Behavioral finance is at the heart of financial advice and wealth management, according to Orion Advisor Services.
As little as six or seven years ago, that would have been an outrageous claim for a giant wealthtech built on portfolio management, accounting, and reporting, said Daniel Crosby, Chief Behavioral Officer for Orion, but now it’s also central to the mission of financial technology.
“The work advisors do is incredible, the potential to add value, both portfolio and investment value and real-life value to clients is immense, but it is capped by your ability to effectively manage behavior,” said Crosby. “Our mission is to bake the best behavioral practices into your technology so this becomes a seamless part of the process.”
To that end, Orion has embedded an asset bucketing functionality, called Protect Live Dream, into its software.
Why Behavior Finance
Several studies have identified a “behavior gap” that sandbags the performance of investors. Put simply, the behavior gap is the difference between market returns and investor returns.
For example, $10,000 invested over the past 50 years in a broad basket of value stocks would have grown to $2.1 million, said Crosby, while the same amount invested for 50 years in a broad basket of growth stocks would have grown to $1.7 million.
However, the average investor did a lot worse—according to DALBAR, the average investor earned about $218,000 on their $10,000 investment because their behaviors—driven by natural fear and greed—had them trading in and out of financial markets.
“Merrill Lynch compiled a meta-analysis of all of the things that advisors do to benefit clients like product selection, asset allocation, tax management and behavioral coaching, and the good news is that it all adds value,” said Crosby. “But the behavioral piece, even the least impactful behavioral consideration, which is client assessment, just knowing who your clients are, is more impactful than the most impactful old-school approach, and something like behavioral coaching adds many orders of magnitude of value to the relationship.”
Bucketing as a Form of Framing
Bucketing plays into an impactful behavioral finance technique, said Crosby: Framing.
“The way an asset is accounted for or framed has a lot to do with how it is saved, invested or spent,” he said.

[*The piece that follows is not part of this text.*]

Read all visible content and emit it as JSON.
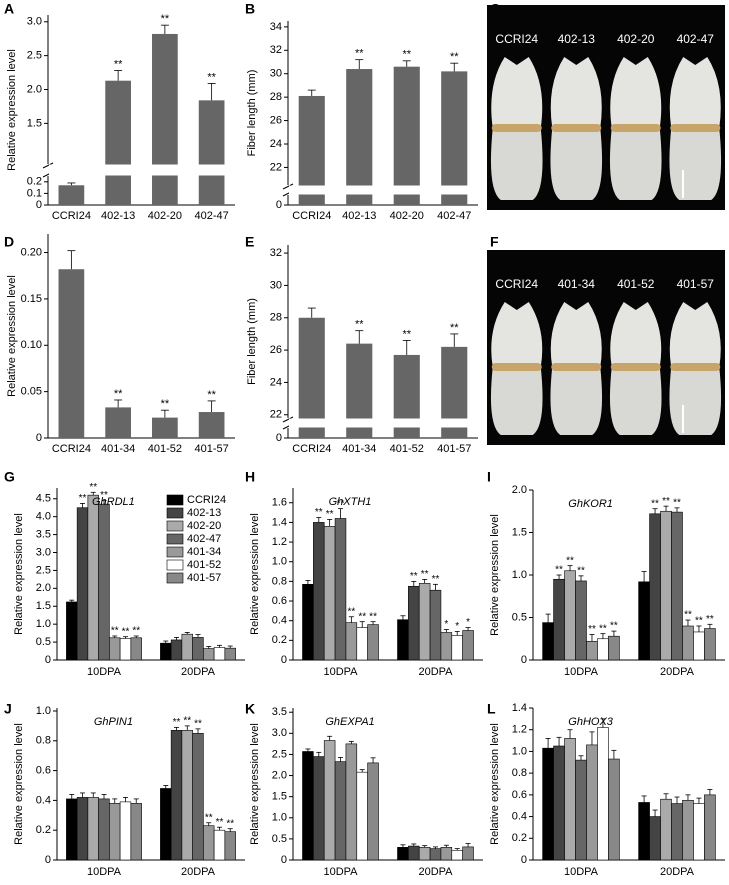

For example, if you walked into your local coffee shop and the barista told you that they had a new drink that you might like that is 90% fat free, you might be tempted to try that drink. If you walked into that shop a week later and a different barista told you their new coffee drink was 10% full of milk fat, you might be less likely to drink it.
Framing may be even more impactful when it comes to money. A study of criminals in Norway found that they bucketed the money they received from illicit activities separately than they bucketed legally begotten money. Legal money might be given to charity or spent on a gift for grandma, while illicit money was more likely to be spent on more illegal activity like drugs.
Another example can be found in the fiscal stimulus paid out during the George W. Bush and Barack Obama presidencies. The Bush stimulus was framed as a rebate, while the Obama stimulus was framed as a bonus.
“What do you do with a rebate? You save it and stuff it under your mattress,” said Crosby. “What do you do with a bonus? You buy TVs and couches and cars and put down payments on houses, the things we wanted people to do to stimulate the economy. The simple act of taking stimulus and changing it from a rebate to a bonus had an impact on how successful the program was.”